Speaking of the library, V-USB is a bit-bang implementation of the USB 1.1 protocol for AVR microcontrollers, GPL-licensed. It needs just two microcontroller pins, and one of them has to support a hardware interrupt. If there is no quartz onboard, it is possible to get away with a calibrated internal oscillator. I used it previously in my old USB Geiger counter project.
I was wondering if I should keep the manual driving of the relays functionality, but eventually decided against it, since it would need three states: on, off, and auto instead of the usual two. In this case, I would need custom PC software anyway. I thought about using serial profile to emulate a serial port (so no software on the PC side), but the serial profile is only available to full-speed devices; we can’t use the serial profile in low-speed mode.

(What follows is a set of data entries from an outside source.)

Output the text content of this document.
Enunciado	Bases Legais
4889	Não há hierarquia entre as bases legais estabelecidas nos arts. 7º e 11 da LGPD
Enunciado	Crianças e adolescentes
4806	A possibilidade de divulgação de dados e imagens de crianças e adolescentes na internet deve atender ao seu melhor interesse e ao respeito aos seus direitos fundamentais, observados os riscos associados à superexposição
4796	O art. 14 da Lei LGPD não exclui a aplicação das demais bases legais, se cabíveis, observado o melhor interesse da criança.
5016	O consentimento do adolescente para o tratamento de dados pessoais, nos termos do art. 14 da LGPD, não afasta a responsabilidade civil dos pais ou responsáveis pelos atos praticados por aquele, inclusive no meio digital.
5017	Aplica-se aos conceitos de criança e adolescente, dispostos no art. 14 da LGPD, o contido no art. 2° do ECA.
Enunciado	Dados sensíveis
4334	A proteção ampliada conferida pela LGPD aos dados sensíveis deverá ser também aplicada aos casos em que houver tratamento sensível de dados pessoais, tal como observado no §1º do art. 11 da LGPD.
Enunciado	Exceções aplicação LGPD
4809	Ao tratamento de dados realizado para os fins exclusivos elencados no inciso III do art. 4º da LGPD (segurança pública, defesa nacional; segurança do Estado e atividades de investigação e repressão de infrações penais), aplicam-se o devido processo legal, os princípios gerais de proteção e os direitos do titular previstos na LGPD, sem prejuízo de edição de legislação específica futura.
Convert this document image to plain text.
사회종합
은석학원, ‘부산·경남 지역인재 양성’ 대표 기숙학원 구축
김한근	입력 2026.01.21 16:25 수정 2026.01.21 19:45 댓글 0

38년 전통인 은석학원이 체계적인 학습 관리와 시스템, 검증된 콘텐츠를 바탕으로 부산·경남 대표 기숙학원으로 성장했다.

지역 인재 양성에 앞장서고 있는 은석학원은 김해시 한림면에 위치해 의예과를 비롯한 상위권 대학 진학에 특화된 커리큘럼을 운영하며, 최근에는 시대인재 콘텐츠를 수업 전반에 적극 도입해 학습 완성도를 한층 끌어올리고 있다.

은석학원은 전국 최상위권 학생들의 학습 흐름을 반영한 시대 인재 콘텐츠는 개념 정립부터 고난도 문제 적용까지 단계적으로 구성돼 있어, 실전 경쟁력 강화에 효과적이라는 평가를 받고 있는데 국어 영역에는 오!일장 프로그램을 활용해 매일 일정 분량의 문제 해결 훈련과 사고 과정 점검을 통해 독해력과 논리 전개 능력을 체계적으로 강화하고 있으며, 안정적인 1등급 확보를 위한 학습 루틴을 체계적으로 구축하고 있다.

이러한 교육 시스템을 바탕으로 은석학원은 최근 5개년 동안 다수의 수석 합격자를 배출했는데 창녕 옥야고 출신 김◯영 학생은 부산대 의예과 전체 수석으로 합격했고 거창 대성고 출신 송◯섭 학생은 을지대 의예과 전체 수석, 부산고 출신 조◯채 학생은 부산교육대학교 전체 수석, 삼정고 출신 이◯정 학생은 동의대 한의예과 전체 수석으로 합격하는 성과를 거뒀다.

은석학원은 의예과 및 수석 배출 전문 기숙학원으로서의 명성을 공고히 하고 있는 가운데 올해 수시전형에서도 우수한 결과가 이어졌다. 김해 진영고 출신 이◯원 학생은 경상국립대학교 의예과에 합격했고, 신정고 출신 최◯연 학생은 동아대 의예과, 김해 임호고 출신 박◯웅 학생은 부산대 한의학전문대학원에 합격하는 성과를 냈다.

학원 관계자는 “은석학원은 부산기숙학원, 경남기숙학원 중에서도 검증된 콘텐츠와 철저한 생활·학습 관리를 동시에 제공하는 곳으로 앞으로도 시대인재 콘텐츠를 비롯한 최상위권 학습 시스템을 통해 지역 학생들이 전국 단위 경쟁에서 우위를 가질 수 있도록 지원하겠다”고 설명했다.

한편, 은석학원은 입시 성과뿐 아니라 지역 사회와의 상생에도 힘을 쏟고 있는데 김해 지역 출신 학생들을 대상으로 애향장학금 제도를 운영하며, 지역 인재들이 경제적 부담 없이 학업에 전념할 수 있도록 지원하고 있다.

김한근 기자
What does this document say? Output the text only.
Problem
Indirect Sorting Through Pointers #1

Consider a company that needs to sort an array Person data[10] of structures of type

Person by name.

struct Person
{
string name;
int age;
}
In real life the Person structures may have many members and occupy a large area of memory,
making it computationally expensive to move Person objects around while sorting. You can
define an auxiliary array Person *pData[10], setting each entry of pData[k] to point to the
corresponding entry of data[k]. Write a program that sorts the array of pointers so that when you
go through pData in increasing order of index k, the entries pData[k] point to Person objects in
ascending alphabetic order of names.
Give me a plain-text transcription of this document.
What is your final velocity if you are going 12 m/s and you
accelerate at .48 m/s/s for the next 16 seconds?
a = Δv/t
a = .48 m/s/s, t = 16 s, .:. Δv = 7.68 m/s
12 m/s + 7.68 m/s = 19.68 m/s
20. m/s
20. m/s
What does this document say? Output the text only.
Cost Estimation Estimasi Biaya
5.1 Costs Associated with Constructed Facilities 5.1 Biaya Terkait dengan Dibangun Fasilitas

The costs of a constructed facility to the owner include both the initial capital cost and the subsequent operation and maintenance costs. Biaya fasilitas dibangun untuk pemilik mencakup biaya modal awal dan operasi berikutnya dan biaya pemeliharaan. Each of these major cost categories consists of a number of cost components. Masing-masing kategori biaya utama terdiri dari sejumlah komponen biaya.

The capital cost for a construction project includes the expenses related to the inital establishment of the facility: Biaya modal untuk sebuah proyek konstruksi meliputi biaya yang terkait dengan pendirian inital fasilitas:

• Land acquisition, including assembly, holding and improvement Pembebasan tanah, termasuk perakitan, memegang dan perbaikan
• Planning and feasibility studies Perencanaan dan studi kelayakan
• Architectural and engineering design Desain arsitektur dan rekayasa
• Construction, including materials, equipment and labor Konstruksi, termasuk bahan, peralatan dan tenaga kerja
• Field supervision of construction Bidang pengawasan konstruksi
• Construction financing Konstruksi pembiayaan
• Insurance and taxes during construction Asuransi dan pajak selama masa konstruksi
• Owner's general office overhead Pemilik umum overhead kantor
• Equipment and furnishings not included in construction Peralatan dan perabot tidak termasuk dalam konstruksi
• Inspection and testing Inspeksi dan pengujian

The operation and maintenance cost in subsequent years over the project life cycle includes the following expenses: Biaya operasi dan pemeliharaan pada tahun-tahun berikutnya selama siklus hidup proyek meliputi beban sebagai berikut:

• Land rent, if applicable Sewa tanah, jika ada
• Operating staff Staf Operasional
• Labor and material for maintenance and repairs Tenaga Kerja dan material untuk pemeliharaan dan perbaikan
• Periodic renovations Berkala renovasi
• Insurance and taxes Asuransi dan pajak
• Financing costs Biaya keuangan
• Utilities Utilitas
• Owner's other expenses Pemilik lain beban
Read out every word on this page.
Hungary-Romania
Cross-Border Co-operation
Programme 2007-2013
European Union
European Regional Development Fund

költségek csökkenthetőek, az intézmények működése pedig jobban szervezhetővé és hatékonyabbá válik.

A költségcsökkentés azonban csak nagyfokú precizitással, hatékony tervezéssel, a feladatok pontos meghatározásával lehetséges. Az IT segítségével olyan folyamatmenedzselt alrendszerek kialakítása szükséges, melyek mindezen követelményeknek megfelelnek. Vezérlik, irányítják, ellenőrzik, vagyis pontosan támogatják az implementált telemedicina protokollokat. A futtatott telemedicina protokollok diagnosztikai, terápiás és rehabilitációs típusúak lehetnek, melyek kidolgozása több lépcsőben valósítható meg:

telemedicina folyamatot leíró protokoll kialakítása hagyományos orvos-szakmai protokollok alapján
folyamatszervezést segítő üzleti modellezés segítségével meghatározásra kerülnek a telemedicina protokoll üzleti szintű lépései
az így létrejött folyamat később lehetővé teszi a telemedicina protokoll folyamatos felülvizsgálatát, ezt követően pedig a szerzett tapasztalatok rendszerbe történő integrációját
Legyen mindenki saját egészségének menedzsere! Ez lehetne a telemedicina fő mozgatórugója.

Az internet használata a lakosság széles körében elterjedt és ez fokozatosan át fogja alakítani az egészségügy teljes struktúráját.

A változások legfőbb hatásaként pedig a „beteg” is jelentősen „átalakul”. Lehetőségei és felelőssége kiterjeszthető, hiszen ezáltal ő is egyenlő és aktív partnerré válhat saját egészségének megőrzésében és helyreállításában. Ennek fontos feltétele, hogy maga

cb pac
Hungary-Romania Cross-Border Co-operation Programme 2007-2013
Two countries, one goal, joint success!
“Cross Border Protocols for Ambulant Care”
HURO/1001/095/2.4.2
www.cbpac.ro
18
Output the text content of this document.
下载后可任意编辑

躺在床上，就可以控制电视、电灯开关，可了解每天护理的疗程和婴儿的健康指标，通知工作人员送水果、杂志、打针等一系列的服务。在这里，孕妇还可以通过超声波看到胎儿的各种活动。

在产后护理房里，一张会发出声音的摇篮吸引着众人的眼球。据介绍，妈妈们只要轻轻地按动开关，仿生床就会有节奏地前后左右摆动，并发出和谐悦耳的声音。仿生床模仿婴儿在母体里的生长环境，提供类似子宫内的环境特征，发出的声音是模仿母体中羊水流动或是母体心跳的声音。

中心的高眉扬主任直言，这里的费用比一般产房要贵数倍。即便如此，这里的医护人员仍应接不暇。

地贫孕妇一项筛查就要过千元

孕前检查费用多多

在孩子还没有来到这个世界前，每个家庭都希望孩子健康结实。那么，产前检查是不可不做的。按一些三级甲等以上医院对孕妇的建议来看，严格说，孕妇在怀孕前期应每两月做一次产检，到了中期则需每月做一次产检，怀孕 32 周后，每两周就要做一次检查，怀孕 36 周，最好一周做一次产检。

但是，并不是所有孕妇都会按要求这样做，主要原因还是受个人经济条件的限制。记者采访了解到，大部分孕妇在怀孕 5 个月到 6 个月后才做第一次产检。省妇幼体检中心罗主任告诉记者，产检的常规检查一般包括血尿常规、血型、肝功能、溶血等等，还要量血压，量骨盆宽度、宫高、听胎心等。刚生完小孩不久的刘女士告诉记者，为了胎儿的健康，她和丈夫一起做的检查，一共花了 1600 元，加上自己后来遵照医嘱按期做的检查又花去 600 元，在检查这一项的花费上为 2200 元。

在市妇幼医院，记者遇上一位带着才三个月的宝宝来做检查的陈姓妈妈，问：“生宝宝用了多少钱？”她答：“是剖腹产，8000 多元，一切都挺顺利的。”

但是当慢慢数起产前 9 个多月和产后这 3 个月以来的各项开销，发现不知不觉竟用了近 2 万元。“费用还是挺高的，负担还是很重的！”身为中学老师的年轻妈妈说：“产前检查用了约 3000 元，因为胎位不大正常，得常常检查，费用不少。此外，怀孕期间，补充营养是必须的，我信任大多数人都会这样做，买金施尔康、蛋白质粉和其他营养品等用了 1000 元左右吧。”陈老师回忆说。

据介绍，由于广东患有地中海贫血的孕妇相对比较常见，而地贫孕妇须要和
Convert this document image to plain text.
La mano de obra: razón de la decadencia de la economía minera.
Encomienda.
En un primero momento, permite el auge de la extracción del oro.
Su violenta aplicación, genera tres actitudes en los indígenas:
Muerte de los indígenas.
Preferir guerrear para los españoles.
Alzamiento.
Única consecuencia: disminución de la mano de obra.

In the end, I decided that absolutely no communication capabilities are needed. The device defines no endpoints. It identifies itself with the following values, which are set in accordance with V-USB recommendations:
idVendor 0x16c0 Van Ooijen Technische Informatica
idProduct 0x05dc shared ID for use with libusb
iManufacturer 1 slomkowski.eu
iProduct 2 Mains switch
V-USB has support for start-of-frame packet detection built in, but you have to enable it first. However, it works only if the interrupt pin is
connected to the D- line. INT0 is connected to the D+ line on the board, but we can also use the PCINT
interrupt, as shown in this forum thread.
The general idea of the program is to trigger a timer interrupt every 10 ms and check whether the usbSofCount value has changed. If so, the
timeout counter is reset. After 30 seconds of inactivity, the relay is shut down. When activity resumes, the relay is turned back on. You can use any
reasonable timeout value.
Disabling the selective suspend
The relay state is determined by USB bus activity. If USB selective suspend is enabled, there are no start-of-frame packets even if the PC is fully powered on. We need to disable selective suspend.
Linux
As root, find the device path:
grep 16c0 /sys/bus/usb/devices/*/idVendor
For example, my device is connected as 3-1. Then, write on to the power setting:
echo on > /sys/bus/usb/devices/3-1/power/control
The other valid value is auto—it means that USB suspend is enabled. If you write this value to the control file, after 30
seconds the relay should go off. More details are in this Stack Overflow
answer.
To make it persistent, create a udev rules file at /etc/udev/rules.d/101-usb-power-strip.rules with the following content:
ACTION=="add", SUBSYSTEM=="usb", ATTR{idVendor}=="16c0", ATTR{idProduct}=="05dc", TEST=="power/control", ATTR{power/control}="on"
and reload the rules (as root):
udevadm control --reload-rules && udevadm trigger
Some other hobby devices (for example, the USBasp AVR programmer) use the very same Vendor/Product ID pair, but I guess they won’t be harmed if USB suspend is disabled for them too.
Windows
There’s no way to disable selective suspend for a single device; you have to disable it completely, as described here. However, even with this done, my relay got shut down after 30 seconds (tested under Windows 10 on a ThinkPad T480). Any ideas?